The Darwin oil storage tunnels were built during World War II to protect the oil stored in the Australian city of Darwin from Japanese bombing. They are below the cliffs of Darwin City in the Darwin Wharf Precinct on Kitchener Drive, a part of the Waterfront Precinct. By the time the tunnels were completed the risk from bombing had gone and the tunnels never stored oil.

Today tunnel 5 and 6 are open for visitors.

== History ==
In 1942, 11 above ground oil storage tanks were built on Stokes Hill. Japanese air-raids on 19 February, 16 March and 16 June 1942 destroyed 7 of the 11 tanks. Following the destruction of the above ground oil tanks, it was decided that a bomb proof option was needed for the storage of oil. The Allied Works Council was directed by The War Cabinet to investigate the possibility of underground tanks. In May 1942, the original consignment was for the Civil Construction Corps to build 11 tunnels at a cost of 220,000 pounds to hold 20,000 tonnes of oil. In April 1943, George Fisher was appointed Engineer-in-Charge of the secret project, known at the time as "The Safe Oil Storage". Not long after the construction of the tunnels started by 400 men. In 1943 the project funding rose from 220,000 to 850,000 to speed the completion of the project.

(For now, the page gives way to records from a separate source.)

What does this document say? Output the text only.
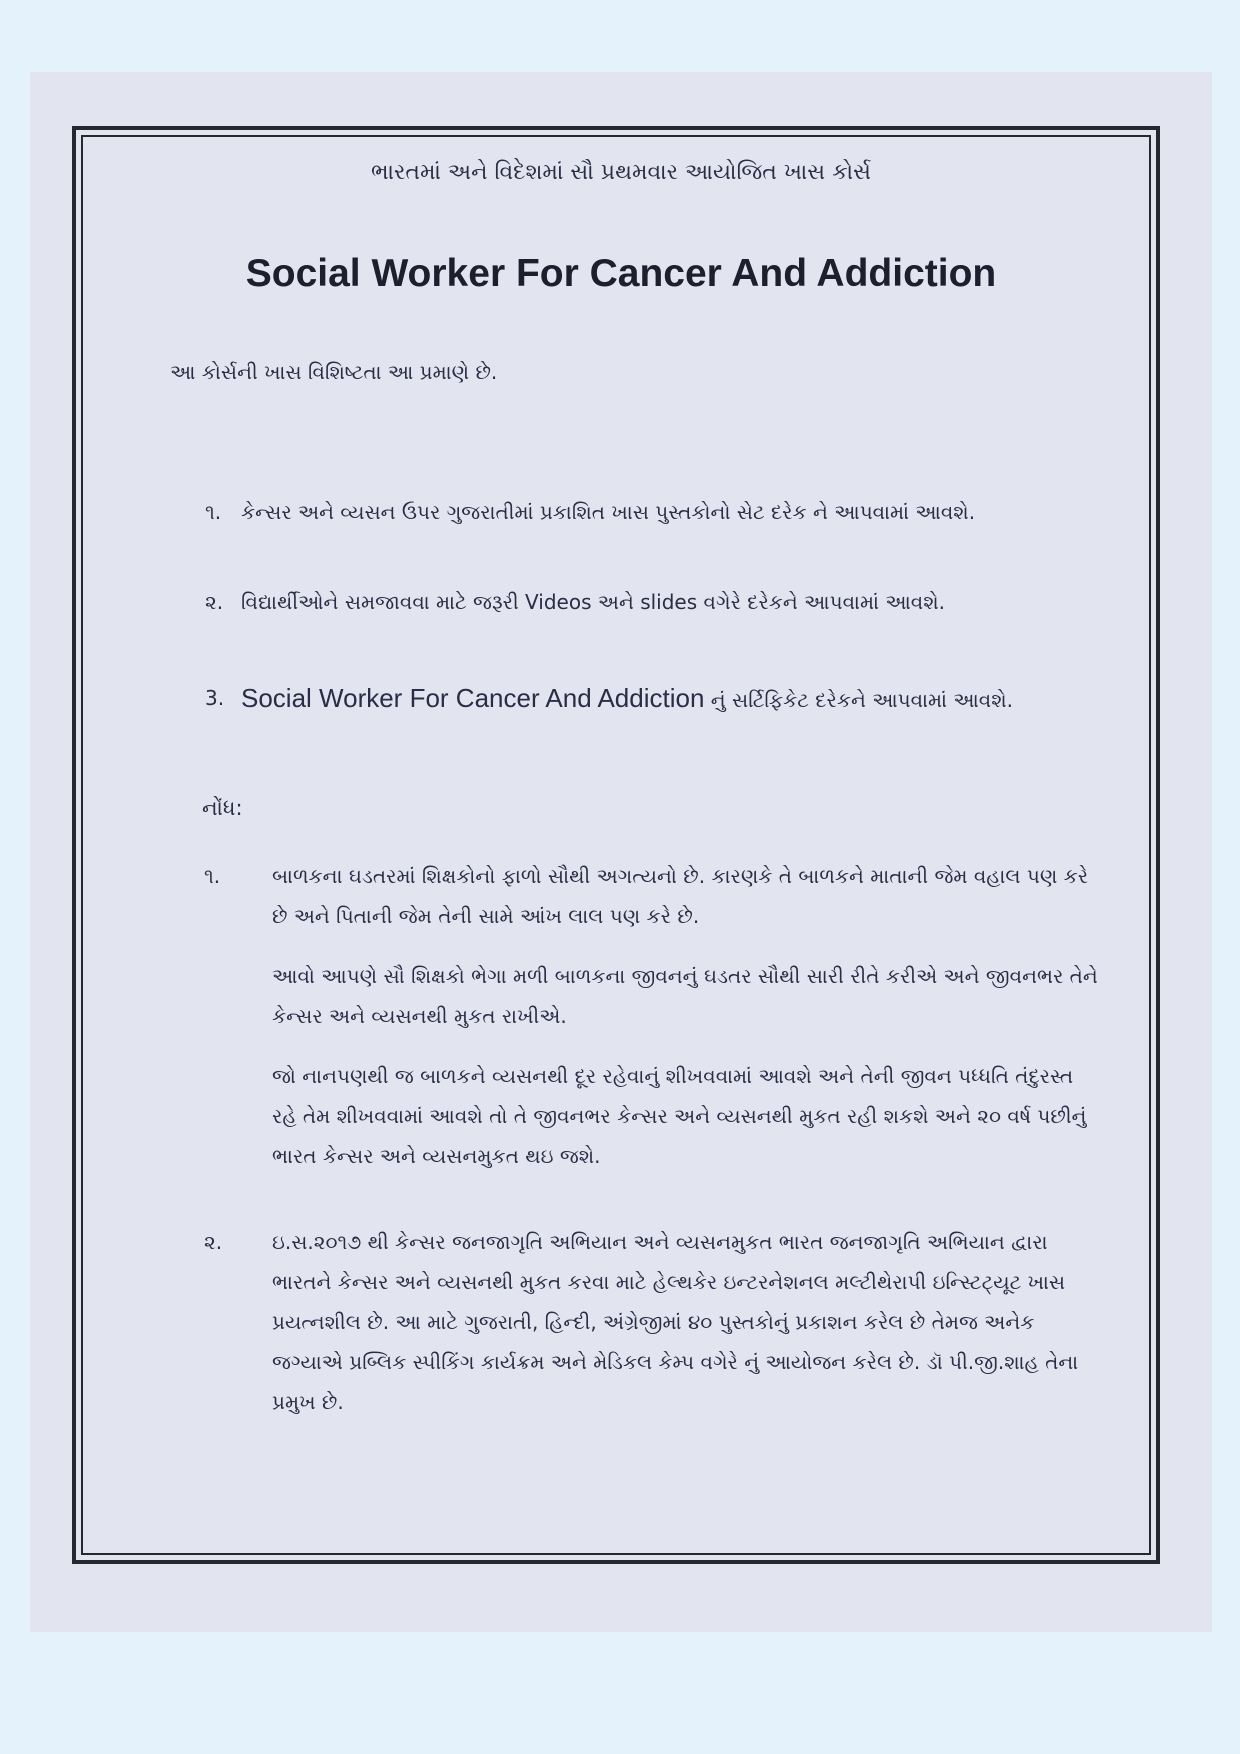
ભારતમાં અને વિદેશમાં સૌ પ્રથમવાર આયોજિત ખાસ કોર્સ
Social Worker For Cancer And Addiction
આ કોર્સની ખાસ વિશિષ્ટતા આ પ્રમાણે છે.
૧. કેન્સર અને વ્યસન ઉપર ગુજરાતીમાં પ્રકાશિત ખાસ પુસ્તકોનો સેટ દરેક ને આપવામાં આવશે.
૨. વિદ્યાર્થીઓને સમજાવવા માટે જરૂરી Videos અને slides વગેરે દરેકને આપવામાં આવશે.
3. Social Worker For Cancer And Addiction નું સર્ટિફિકેટ દરેકને આપવામાં આવશે.
નોંધ:
૧.	બાળકના ઘડતરમાં શિક્ષકોનો ફાળો સૌથી અગત્યનો છે. કારણકે તે બાળકને માતાની જેમ વહાલ પણ કરે છે અને પિતાની જેમ તેની સામે આંખ લાલ પણ કરે છે.

આવો આપણે સૌ શિક્ષકો ભેગા મળી બાળકના જીવનનું ઘડતર સૌથી સારી રીતે કરીએ અને જીવનભર તેને કેન્સર અને વ્યસનથી મુકત રાખીએ.

જો નાનપણથી જ બાળકને વ્યસનથી દૂર રહેવાનું શીખવવામાં આવશે અને તેની જીવન પધ્ધતિ તંદુરસ્ત રહે તેમ શીખવવામાં આવશે તો તે જીવનભર કેન્સર અને વ્યસનથી મુકત રહી શકશે અને ૨૦ વર્ષ પછીનું ભારત કેન્સર અને વ્યસનમુકત થઇ જશે.

૨.	ઇ.સ.૨૦૧૭ થી કેન્સર જનજાગૃતિ અભિયાન અને વ્યસનમુકત ભારત જનજાગૃતિ અભિયાન દ્વારા ભારતને કેન્સર અને વ્યસનથી મુકત કરવા માટે હેલ્થકેર ઇન્ટરનેશનલ મલ્ટીથેરાપી ઇન્સ્ટિટ્યૂટ ખાસ પ્રયત્નશીલ છે. આ માટે ગુજરાતી, હિન્દી, અંગ્રેજીમાં ૪૦ પુસ્તકોનું પ્રકાશન કરેલ છે તેમજ અનેક જગ્યાએ પ્રબ્લિક સ્પીકિંગ કાર્યક્રમ અને મેડિકલ કેમ્પ વગેરે નું આયોજન કરેલ છે. ડૉ પી.જી.શાહ તેના પ્રમુખ છે.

When peace was declared in 1945, six of the storage tunnels had been completed. The tunnels interiors are horseshoe shaped in cross-section, concrete formed and steel lined. They have an internal width of 4.5 metres and a height of 5.4 metres. The tunnels were numbered 1, 5, 6, 10 and 11 with tunnel 3 located in Fort Hill which is now non-existent. The numbering of the tunnels suggest that a total of 11 tunnels were planned.

|  | Tunnel 1 | Tunnel 5 | Tunnel 6 | Tunnel 10 | Tunnel 11 |
|---|---|---|---|---|---|
| Main Storage tank length | 116 m | 172 m | 77 m | 184 m | 124 m |
| Entrance tunnel length | 51 m | 42 m and 8 m | 39.6 m | 30 m | 10 m |
| Working Space | 4 m | 4 m | N/A | N/A | 5m |
| Pump chamber length | N/A | N/A | 8 m | 16 m | N/A |

Confrontation with Indonesia in the 1950s saw a need for the storage of jet fuel for RAF and RAAF bombers. The jet fuel was stored in tunnel 5 and 6 for 3 years.

In the 1970s and 80's the Fire Brigade used the tunnels for training purposes by filling them with smoke.

== Present Day ==
The tunnels were opened to the public on 19 February 1992 to commemorate the 50th anniversary of the Bombing of Darwin.